Partendo da questo leitmotiv, il volume del Prof. Nifosì, terzo tomo (di 360 pagine) - di una ricerca, condotta per quarant’anni, e strutturata in quattro Tomi: 1°): le Radici bibliche e classiche; 2°) la civiltà materiale e la società civile e sociale; 3°) tomo, quello presentato e 4°) tomo sul tema del linguaggio e della comunicazione interpersonale – nella trattazione che ne hanno fatto i Proff. Franco Causarano, moderatore e Direttore del Giornale di Scicli, Giosetta Militello e Giuseppe Pitrolo (dandone ampio, variegato, approfondito valore culturale-storico: patrimonio dell’umanità), ha ampiamente toccato i temi della Persona, con circa una cinquantina di detti e modi di dire sulle due età della persona degli Iblei: come sono state vissute e come è stata lette, nella nostra terra, la giovinezza o “giumintù” e la vecchiaia o “vicchjana”, il vigore fisico e lavorativo del giovane e la fiacchezza e saggezza del vecchio, al quale si doveva il massimo rispetto.

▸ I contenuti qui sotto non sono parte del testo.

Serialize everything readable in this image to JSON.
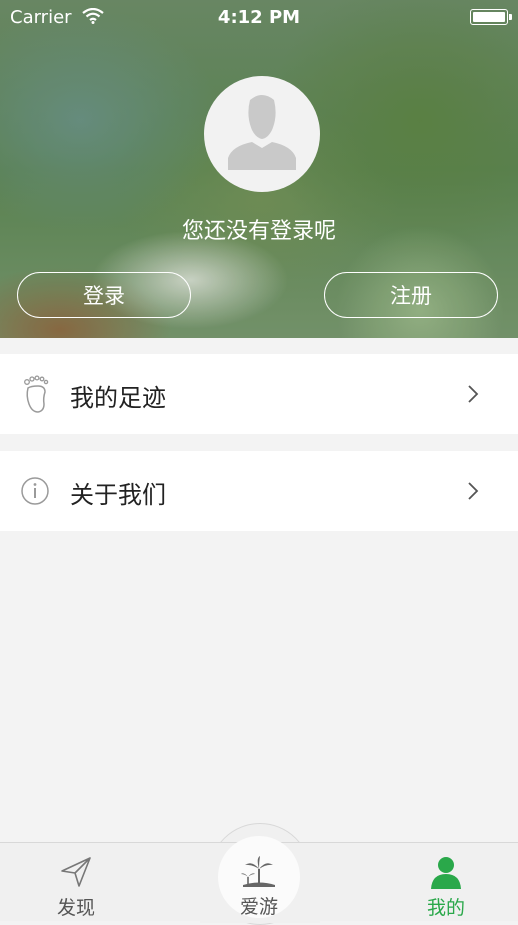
{
  "status_bar": {
    "carrier": "Carrier",
    "time": "4:12 PM"
  },
  "profile": {
    "login_prompt": "您还没有登录呢",
    "login_button": "登录",
    "register_button": "注册"
  },
  "menu": {
    "items": [
      {
        "label": "我的足迹",
        "icon": "footprint-icon"
      },
      {
        "label": "关于我们",
        "icon": "info-icon"
      }
    ]
  },
  "tabbar": {
    "tabs": [
      {
        "label": "发现",
        "icon": "paper-plane-icon"
      },
      {
        "label": "爱游",
        "icon": "palm-island-icon"
      },
      {
        "label": "我的",
        "icon": "person-icon",
        "active": true
      }
    ],
    "active_color": "#2aa84a"
  }
}
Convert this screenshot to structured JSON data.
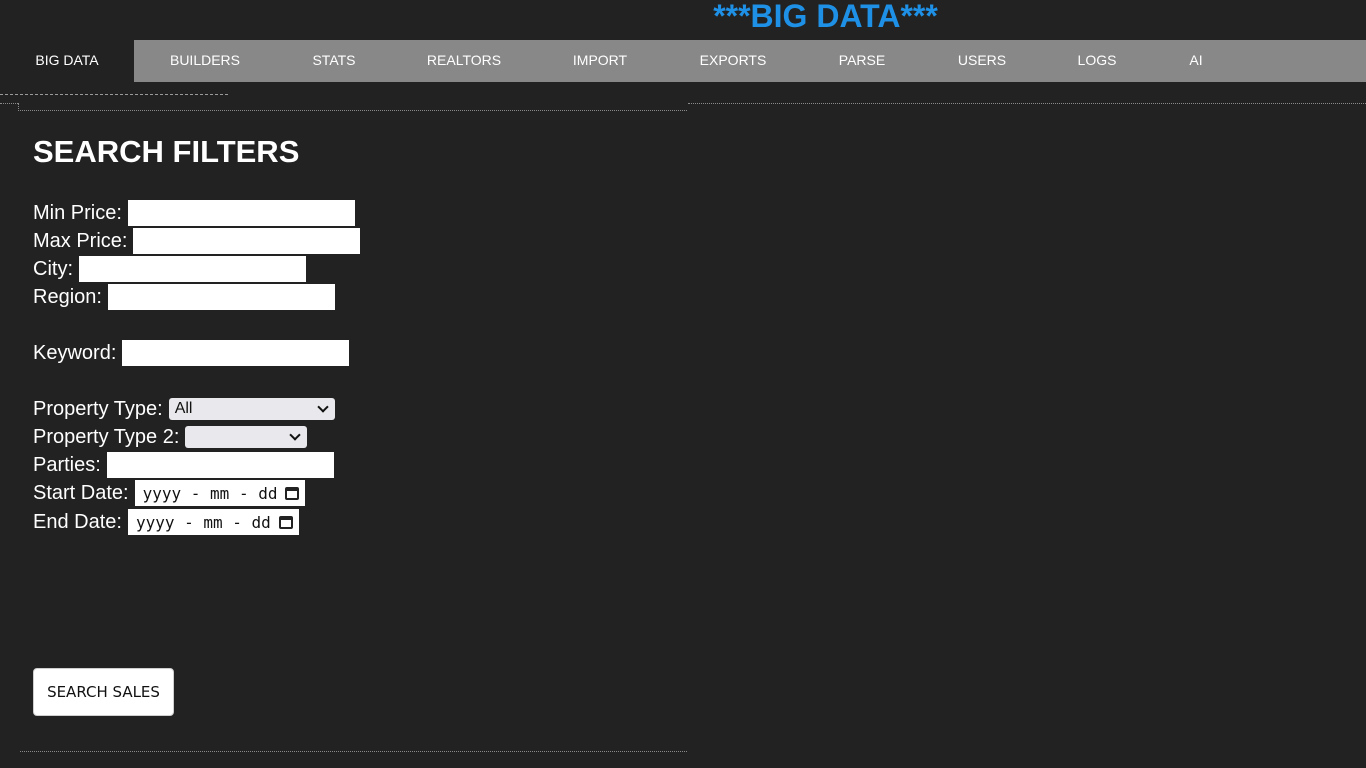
{
  "app": {
    "title": "***BIG DATA***"
  },
  "nav": {
    "tabs": [
      {
        "label": "BIG DATA",
        "active": true
      },
      {
        "label": "BUILDERS",
        "active": false
      },
      {
        "label": "STATS",
        "active": false
      },
      {
        "label": "REALTORS",
        "active": false
      },
      {
        "label": "IMPORT",
        "active": false
      },
      {
        "label": "EXPORTS",
        "active": false
      },
      {
        "label": "PARSE",
        "active": false
      },
      {
        "label": "USERS",
        "active": false
      },
      {
        "label": "LOGS",
        "active": false
      },
      {
        "label": "AI",
        "active": false
      }
    ]
  },
  "filters": {
    "heading": "SEARCH FILTERS",
    "min_price": {
      "label": "Min Price:",
      "value": ""
    },
    "max_price": {
      "label": "Max Price:",
      "value": ""
    },
    "city": {
      "label": "City:",
      "value": ""
    },
    "region": {
      "label": "Region:",
      "value": ""
    },
    "keyword": {
      "label": "Keyword:",
      "value": ""
    },
    "property_type": {
      "label": "Property Type:",
      "selected": "All"
    },
    "property_type_2": {
      "label": "Property Type 2:",
      "selected": ""
    },
    "parties": {
      "label": "Parties:",
      "value": ""
    },
    "start_date": {
      "label": "Start Date:",
      "placeholder": "yyyy - mm - dd"
    },
    "end_date": {
      "label": "End Date:",
      "placeholder": "yyyy - mm - dd"
    },
    "search_button": "SEARCH SALES"
  },
  "colors": {
    "background": "#222222",
    "nav_background": "#888888",
    "title_accent": "#1e90e6"
  }
}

Stesso e più ampio discorso, quello dei modi di dire che hanno qualificato da noi i singoli individui, il testo del Professore riporta, spiega e commenta più di cento, centoventi detti e modi di dire che dicono del singolo individuo e delle migliaia di persone. Detti e modi di dire che hanno come significante, cioè a dire formulazione descrittiva, le varie parti del corpo (dalla testa, allo stomaco, dalla bocca, agli occhi, alle mani) o i vari animali o gli oggetti più strani del lavoro casalingo o dei campi, e come significato metaforico, caratteristiche morali, umorali, fisiche di quel determinato individuo; o le qualità, doti, diciamo, intellettive, morali, attitudinali dello stesso (due esempi riguardo all’intelligenza: della testa vuota“ ( Chiddu ) cci-à na testa ca, / se nun ci muca, / cci nescia nu bbddu scutiddaru!”, e della persona intelligente: ( Chiddu ) ci-à a testa scavigghjata!), riguardo al lavoro: (Chiddu) travagghja u turrinu cuomu na rasta i basilicò” o, al contrario: “ E’ bbili (vile, cioè scansafatiche) cuomu e cutiddati rati o scuru”; è tuortu, inaffidabile ( antifrasticamente parlando): “E’ rittu cuomu na faviçi r’uoriu”. E, poi detti: sul “cuore” (circa 20), sugli “occhi” (30), sulla “mani” (altri trenta, circa) sull’ “anima”, sulla “coscienza”.
Sempre sulla persona, la casa e la famiglia il Professore ha riportato detti sui figli (dalla gravidanza a quando sono grandi) (una cinquantina), sul fidanzamento, sull’amore, sul matrimonio (altri 40, 50), sui parenti e gli amici; sulla casa come focolare domestico ( “A ta casa ti strinçia e ti vasa”, “U liettu minta affiettu”), sulla donna, “ supra e fimmini” (una ventina). Quindi detti e modi di dire sulla “malattia” e sulla “morte”. In tutto i detti e modi di dire, riportati, commentati e organizzati per singole tematiche, saranno stati un migliaio.
Il professore Nifosì prevede, nel corso dell’anno, una o più, prossime pubblicazioni degli altri tre Tomi della ricerca.